Wir sind auf einer Rucksack-Rundreise mit unseren Kindern. Drei Wochen werden wir in Yunnan unterwegs sein, wandern und Land, Leute und landestypische Architektur bestaunen. Die Provinz im Südwesten Chinas ist eine entlegene, arme Region mit eindrucksvoller Landschaft, an einigen Orten herrscht reger Tourismus. Die Bevölkerung weist eine große ethnische Vielfalt auf, was sich nicht zuletzt in der Architektur widerspiegelt.

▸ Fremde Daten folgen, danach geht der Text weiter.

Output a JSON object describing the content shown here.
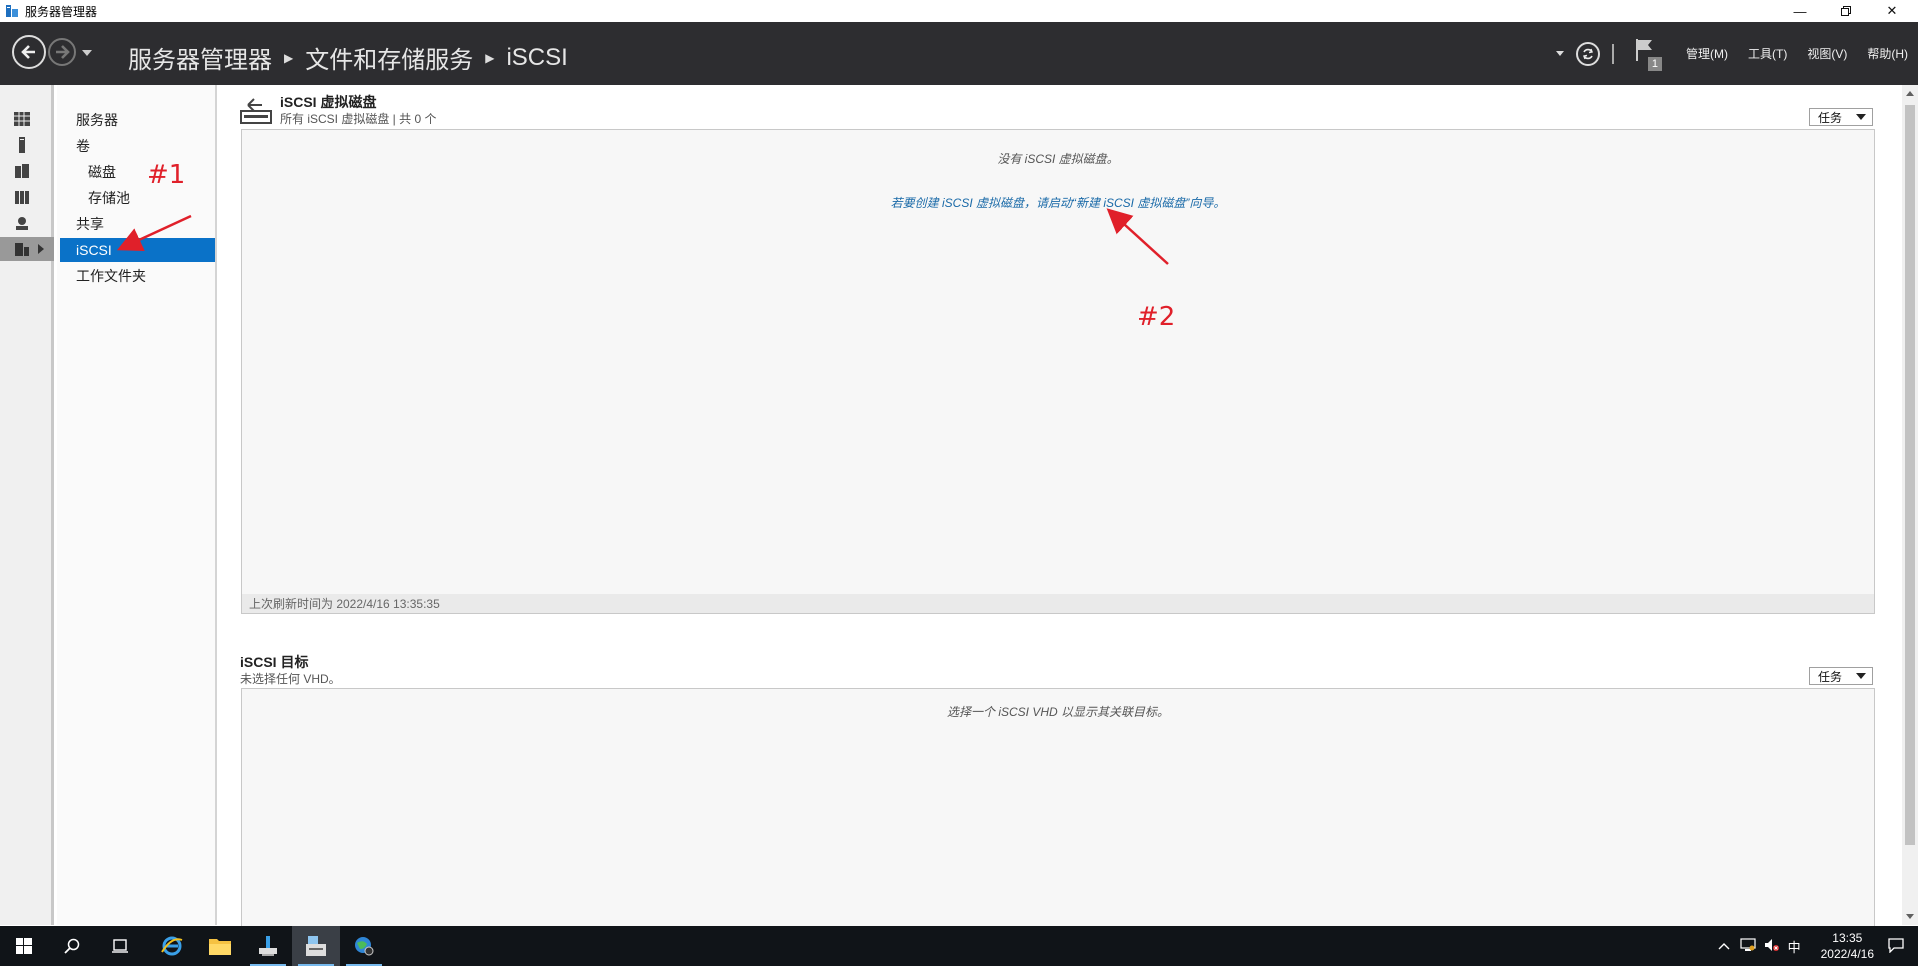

Mit dem Zug reisen wir zunächst in ein puppenstubenartiges Dorf im Westen Yunnans. Viele Gebäude hier sind historisch oder historisierend gebaut: Pagodendächer über Schwartenverschalungen, geschnitzte Details und Verzierungen aus Holz neben grobschlächtigen Naturholzkonstruktionen, handwerklich beeindruckende Konstruktionsdetails. Bächlein und Kanäle begleiten die schmalen Gässchen. Am äußersten Rand des Dorfes fällt uns ein außergewöhnliches Gehöft zwischen den Holzhäusern ins Auge. Es ist von weißen Mauern umgeben, dahinter ragen Satteldächer kleinerer Gebäude heraus. Wir spazieren hin: ein Gästehaus. Schon der Eingang zeigt: Hier spielt Feng-Shui die Hauptrolle. Vorsichtig lasse ich mich beeindrucken: doch nicht nur eine trendige Methode des Aufräumens?
Im Innern ergeben sich zauberhafte Blickbeziehungen zum hell grünenden Wandelgarten, zu langen schmalen Wasserbecken, zum Wintergarten mit Bar und Café und zu mehreren kleinen Gästepavillons. Unsere Jungs lassen sich gleich lässig in die herumliegenden Sitzkissen fallen und beschließen: Hier bleiben wir!
Der Gartenweg zu unserem Gästepavillon ist inszeniert, der Blick wird durch Bäume, Pflanzen oder Objekte gelenkt. Wasserspiele sorgen für die Hintergrundmusik. Über eine beachtliche Schwelle steigen wir in das Gebäude, und es beginnt eine weitere Entdeckungsreise. Eine halbhohe Wand aus groben, horizontal gestapelten Holzbalken lenkt den Blick nach rechts. Zwei Stufen führen nach oben, im Hintergrund schimmert helles Licht in einem Raum, der bis unter den First offen ist. Die Wände sind cremeweiß, moosgrün und pflaumenlila gestrichen. Wir schlurfen barfüßig über den coolen, geschliffenen Betonboden auf die große Glasfront zu: Hier ist das Bad ja im Freien! Alles ist minimalistisch gehalten, eine beigegelbe Natursteinwand mit schlichten weißen Keramikelementen, Pflanzen. Unspektakulär und doch Wellness für die Augen.
Wir sind begeistert und wandeln neugierig in diesem eigenartigen Gehöft herum. Mir fallen außergewöhnliche Materialien auf, ich muss immer wieder Dinge anfassen. Drinnen und draußen gibt es überlegt platzierte Sitzecken. Andächtig lasse ich mich nieder: Schön ist es hier. Nicht gemütlich, hygge, schick oder gar pompös. Einfach schön.
Die Erinnerung an dieses Gästehaus inspiriert mich noch heute. Mit Feng-Shui habe ich mich allerdings nicht weiter beschäftigt und räume auch nicht eifriger auf als früher. Doch ich entwerfe seither anders. Meine Planungen beinhalten, wenn irgendwie möglich, einen Raum-Weg-Blick-Zusammenhang und entstehen oft mit den Bildern meiner Erinnerung an diese schöne Architekturbegegnung in tiefster chinesischer Provinz.